Authorities in London last year had to stop a company’s roll
out of ‘smart’ litter bins that were
connecting with pedestrian’s phones and serving up
targeted ads based on places the passer-by had previously visited.
UK retail giant Tesco is installing facial recognition technology that will see screens target ads at customers
based on age and gender.
Marketing
innovators such as Ditto are using digital photo recognition software to
trawl social media and analyse how brands are
being contextualised in
images people share online.
Just a taste of how
the arms race to create personalised marketing
campaigns is well
underway; a race only likely to pick up as we take the next digital leap into
the internet of things.
The submission
It is well established that terms of use, End User Licence Agreements and privacy policies
– the mechanisms by which we ‘consent’ to the harvesting of our data - are too long, too complex and too inflexible.

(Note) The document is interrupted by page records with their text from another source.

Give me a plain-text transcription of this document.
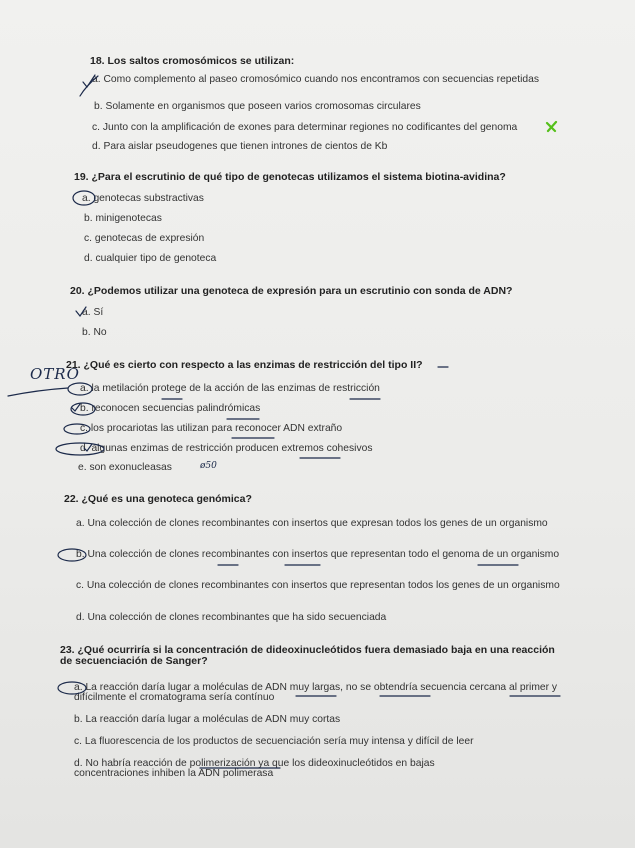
18. Los saltos cromosómicos se utilizan:
a. Como complemento al paseo cromosómico cuando nos encontramos con secuencias repetidas
b. Solamente en organismos que poseen varios cromosomas circulares
c. Junto con la amplificación de exones para determinar regiones no codificantes del genoma
d. Para aislar pseudogenes que tienen intrones de cientos de Kb
19. ¿Para el escrutinio de qué tipo de genotecas utilizamos el sistema biotina-avidina?
a. genotecas substractivas
b. minigenotecas
c. genotecas de expresión
d. cualquier tipo de genoteca
20. ¿Podemos utilizar una genoteca de expresión para un escrutinio con sonda de ADN?
a. Sí
b. No
21. ¿Qué es cierto con respecto a las enzimas de restricción del tipo II?
a. la metilación protege de la acción de las enzimas de restricción
b. reconocen secuencias palindrómicas
c. los procariotas las utilizan para reconocer ADN extraño
d. algunas enzimas de restricción producen extremos cohesivos
e. son exonucleasas
22. ¿Qué es una genoteca genómica?
a. Una colección de clones recombinantes con insertos que expresan todos los genes de un organismo
b. Una colección de clones recombinantes con insertos que representan todo el genoma de un organismo
c. Una colección de clones recombinantes con insertos que representan todos los genes de un organismo
d. Una colección de clones recombinantes que ha sido secuenciada
23. ¿Qué ocurriría si la concentración de dideoxinucleótidos fuera demasiado baja en una reacción de secuenciación de Sanger?
a. La reacción daría lugar a moléculas de ADN muy largas, no se obtendría secuencia cercana al primer y difícilmente el cromatograma sería contínuo
b. La reacción daría lugar a moléculas de ADN muy cortas
c. La fluorescencia de los productos de secuenciación sería muy intensa y difícil de leer
d. No habría reacción de polimerización ya que los dideoxinucleótidos en bajas concentraciones inhiben la ADN polimerasa
OTRO
ø50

Ironically, in light of the targeted advertising they fuel, they are distinctly
impersonal. Analysis undertaken in 2008
calculated that it would take 76 working days to read every privacy policy an internet user
encounters in the course of a year.
No surprise then
that research shows the median time users spend on license agreements
was only six seconds; that 70% of users spend less than 12 seconds on the
license page; and that no more than 8% of users read the License Agreement in
full.
Yet despite the growing unease and risk, most individuals still tick the ‘I agree’ box and
‘consent’ to giving this data. But is it given either knowingly or willingly? I
think we can safely say the answer is no.
Faced with a
binary ‘take it or leave it’ choice and with no opportunity to set their own
preferences, current T&Cs can make consumer consent look more like consumer
submission. We are left having to tick, click and hope for the best.
This has led
the World Economic Forum to caution of a developing
‘crisis of trust’,
stemming from the use of personal data in ways that are inconsistent with
individuals’ preferences or expectations.
Finding a more
meaningful solution to this problem requires mechanisms that enable the
consumer to express their terms in a
simple and accessible way; not a one sided, one-size-fits-all model of consent.
Encouragingly,
there are growing indications that change may be on the horizon.
The blowback
In September,
the Financial Times reported that a “backlash over privacy and security has started to
ripple…..through Silicon Valley.”
Earlier this
year the US Federal Trade Commission’s own look at the data broker industry found
that “data brokers
operate with a fundamental lack of transparency”;
GlobalWebIndex research found that more than a quarter of the
world’s online population are using tools to disguise their identity or
location.
In March the father
of the web, Tim Berners Lee called for an online
Magna Carta - a
bill of rights that would guarantee the independence of the internet and ensure
people’s privacy.
And even the
tech giants have begun to make a virtue of privacy. For example, Microsoft’s global
ad campaign asserting ‘Your Privacy is Our Concern’. Or Apple’s CEO feeling obliged to
publish an open letter to its customers stating that “your trust
means everything to us”, and outlining its ‘strict’ data handling policies (just
as Apple gears up for a big push on health and financial services – two of the
most sensitive forms of consumer data).
Analysts are
predicting that privacy is set to become a competitive differentiator, and the driving force for the next ‘killer app’; and the pressure for something different, for
something better is now building to the point where change looks inevitable.
A new breed of
tech companies are already taking the lead on developing tools that enable
consumers to start taking back control.
For example, 40
million people are using Ghostery - a browser extension that enables users
to see and block companies that track you when you visit a website. Personal
data vault services are emerging that allow consumers to securely gather,
store, control and release their data on their own terms. The development of ‘sticky’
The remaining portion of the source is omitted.